Europe is trying to stop the spread of the new variants of the coronavirus that are already devastating the health systems of Great Britain and Ireland. The 27 members of the European Union, meeting this Thursday by videoconference, avoided the closure of borders and the strict ban on travel, but will only allow travel that is essential.
The current situation of the pandemic in Europe go back to the worst moments of last year, with almost 10,000 deaths in the last 24 hours of the more than 17,000 worldwide that the World Health Organization estimated on Thursday.
Several countries in the north of the bloc, with Germany and Belgium as outposts, threatened shortly before the summit to close the borders and ban flights. That decision was avoided but in return measures were taken that end any hint of mobility in Europe for now. And that they will be sustained for at least two months with all hopes pinned on vaccines.
These travel restrictions will be applicable at both internal and external borders and are made with the stated objective of stop newer variants of the virus from spreading further. In a document that German diplomacy moved this Thursday, it was said that there was “an urgent need to act to prevent, or at least slow down, the spread of worrying variants of the virus both towards the European Union and within.
The president of the European Commission, Ursula Von der Leyen, and the head of the European Council, Charles Michel, this Thursday in Brussels, where a virtual summit was held on the fight against the pandemic. Photo: EFE
Blow to tourism
Some countries, the most dependent on tourism, wanted to avoid travel restrictions. Among them were Greece, Portugal, Cyprus and Malta, but also a Spain that cannot afford to miss the next summer tourism season.
Spanish President Pedro Sánchez, according to sources from Moncloa, asked during his speech that unilateral measures such as the border closures of March and April last year be avoided.
The European Agency for Disease Prevention and Control issued an alarming report. He called on the Member States to prepare to tighten restrictions on new “highly contagious” variants of the virus.
The document, which focused on making a risk analysis of these new variants – Brazilian, British, Japanese and South African – called for more restrictions, that any non-essential travel be avoided and that governments strengthen hospital care.

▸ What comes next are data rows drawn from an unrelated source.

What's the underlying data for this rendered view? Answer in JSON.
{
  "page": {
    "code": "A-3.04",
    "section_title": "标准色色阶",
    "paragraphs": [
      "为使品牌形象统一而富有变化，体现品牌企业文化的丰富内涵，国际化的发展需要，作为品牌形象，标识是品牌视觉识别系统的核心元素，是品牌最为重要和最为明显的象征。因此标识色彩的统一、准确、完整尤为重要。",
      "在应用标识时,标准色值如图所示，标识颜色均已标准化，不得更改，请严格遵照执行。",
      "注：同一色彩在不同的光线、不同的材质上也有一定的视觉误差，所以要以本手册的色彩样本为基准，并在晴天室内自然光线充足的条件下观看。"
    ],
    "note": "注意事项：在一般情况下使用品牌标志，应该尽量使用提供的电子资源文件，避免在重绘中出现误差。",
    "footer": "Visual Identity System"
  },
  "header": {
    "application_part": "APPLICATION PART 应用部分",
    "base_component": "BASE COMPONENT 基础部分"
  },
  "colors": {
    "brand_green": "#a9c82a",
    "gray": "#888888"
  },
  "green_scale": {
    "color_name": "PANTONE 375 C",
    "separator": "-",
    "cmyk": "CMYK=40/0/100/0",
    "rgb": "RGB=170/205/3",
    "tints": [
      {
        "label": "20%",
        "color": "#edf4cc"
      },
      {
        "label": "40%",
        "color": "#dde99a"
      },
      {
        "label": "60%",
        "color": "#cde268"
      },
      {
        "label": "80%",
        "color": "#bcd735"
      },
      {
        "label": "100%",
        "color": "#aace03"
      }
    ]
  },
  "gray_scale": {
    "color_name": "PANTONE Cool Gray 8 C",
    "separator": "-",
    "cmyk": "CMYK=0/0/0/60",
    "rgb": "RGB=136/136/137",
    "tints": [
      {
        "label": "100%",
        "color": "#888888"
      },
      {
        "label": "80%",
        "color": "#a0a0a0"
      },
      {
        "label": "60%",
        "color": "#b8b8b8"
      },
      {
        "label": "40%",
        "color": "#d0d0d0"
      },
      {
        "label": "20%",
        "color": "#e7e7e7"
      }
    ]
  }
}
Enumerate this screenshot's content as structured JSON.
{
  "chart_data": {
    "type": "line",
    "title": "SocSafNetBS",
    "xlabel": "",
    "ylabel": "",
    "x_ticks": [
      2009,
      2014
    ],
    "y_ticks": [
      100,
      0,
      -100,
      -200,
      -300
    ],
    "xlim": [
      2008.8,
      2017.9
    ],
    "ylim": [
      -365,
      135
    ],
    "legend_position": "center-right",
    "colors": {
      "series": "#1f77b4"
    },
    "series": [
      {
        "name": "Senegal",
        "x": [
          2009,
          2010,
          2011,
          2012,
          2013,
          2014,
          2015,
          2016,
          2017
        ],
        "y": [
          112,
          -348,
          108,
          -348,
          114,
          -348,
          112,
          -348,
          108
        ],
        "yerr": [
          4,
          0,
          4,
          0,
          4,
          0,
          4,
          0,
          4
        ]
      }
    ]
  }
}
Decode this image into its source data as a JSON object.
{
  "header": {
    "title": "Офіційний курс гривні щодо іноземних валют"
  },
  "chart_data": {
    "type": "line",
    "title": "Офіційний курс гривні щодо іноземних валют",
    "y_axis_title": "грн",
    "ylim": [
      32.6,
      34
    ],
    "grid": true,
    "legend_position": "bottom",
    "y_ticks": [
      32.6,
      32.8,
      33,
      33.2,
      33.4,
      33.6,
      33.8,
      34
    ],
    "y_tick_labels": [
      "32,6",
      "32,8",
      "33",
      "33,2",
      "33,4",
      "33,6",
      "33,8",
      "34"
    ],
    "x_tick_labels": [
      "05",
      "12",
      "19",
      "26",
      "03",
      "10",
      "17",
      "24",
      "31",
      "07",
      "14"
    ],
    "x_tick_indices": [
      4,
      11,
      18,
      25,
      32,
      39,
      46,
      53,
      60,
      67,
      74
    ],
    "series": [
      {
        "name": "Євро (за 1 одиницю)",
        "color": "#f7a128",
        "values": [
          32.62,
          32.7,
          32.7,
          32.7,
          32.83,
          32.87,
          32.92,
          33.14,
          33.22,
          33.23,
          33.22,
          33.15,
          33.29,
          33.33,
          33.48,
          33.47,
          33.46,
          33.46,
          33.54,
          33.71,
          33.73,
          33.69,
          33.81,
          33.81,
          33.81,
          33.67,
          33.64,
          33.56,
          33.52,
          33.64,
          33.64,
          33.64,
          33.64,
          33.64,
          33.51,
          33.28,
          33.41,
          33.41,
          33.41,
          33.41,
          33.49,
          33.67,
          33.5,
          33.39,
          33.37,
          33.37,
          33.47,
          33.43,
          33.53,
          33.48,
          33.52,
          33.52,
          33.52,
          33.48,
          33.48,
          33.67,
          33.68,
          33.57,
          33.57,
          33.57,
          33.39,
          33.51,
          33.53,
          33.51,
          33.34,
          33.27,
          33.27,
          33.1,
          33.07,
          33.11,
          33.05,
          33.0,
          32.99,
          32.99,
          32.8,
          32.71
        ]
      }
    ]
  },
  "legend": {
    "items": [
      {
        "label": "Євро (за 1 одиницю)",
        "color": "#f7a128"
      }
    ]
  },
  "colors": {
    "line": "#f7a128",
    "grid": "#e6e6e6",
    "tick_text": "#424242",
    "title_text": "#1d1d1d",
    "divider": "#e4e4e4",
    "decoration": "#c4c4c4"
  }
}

The controversial “Covid passports”

The European Union asked the laboratories to speed up the production of vaccines. Photo: AFP
The 27 too reject for now a Greek proposal, backed by the European Commission, to create a kind of “covid passports”, documents that would serve as safe conduct to travel without quarantines or tests to all people who had already received two doses of vaccines. The idea forgot that those vaccinated are not at risk of becoming ill from the coronavirus but in principle they are still contagious.
The debate over the “covid passport” had raged in recent days. The issuance of this kind of certificate to the vaccinated had met with the rejection of the majority of the Member States and had only been clearly defended by Greece, Malta and Portugal.
The agreement will allow a vaccination certificate that the 27 will make in a comparable way but that will not be more than a medical guarantee that will not be valid as a travel document.
The refusal of many Member States, led by France since the proposal began to be discussed, is due to several factors. They consider that it is discriminatory because it would give certain freedoms to some people that it would deny to others who may not have been vaccinated because they could not. They also estimate that it can increase the rejection of anti-vaccines, which they might think is done to force them to prick themselves.
The summit also got pressure on pharmaceutical companies because European health systems are accelerating the rate of vaccinations to the point that laboratory production is not able to keep up.
Governments called on the Commission to require transparency over vaccine deliveries, especially since Pfizer announced earlier this week that it should slow deliveries to make reforms at its Puurs plant in Belgium, the largest in Europe.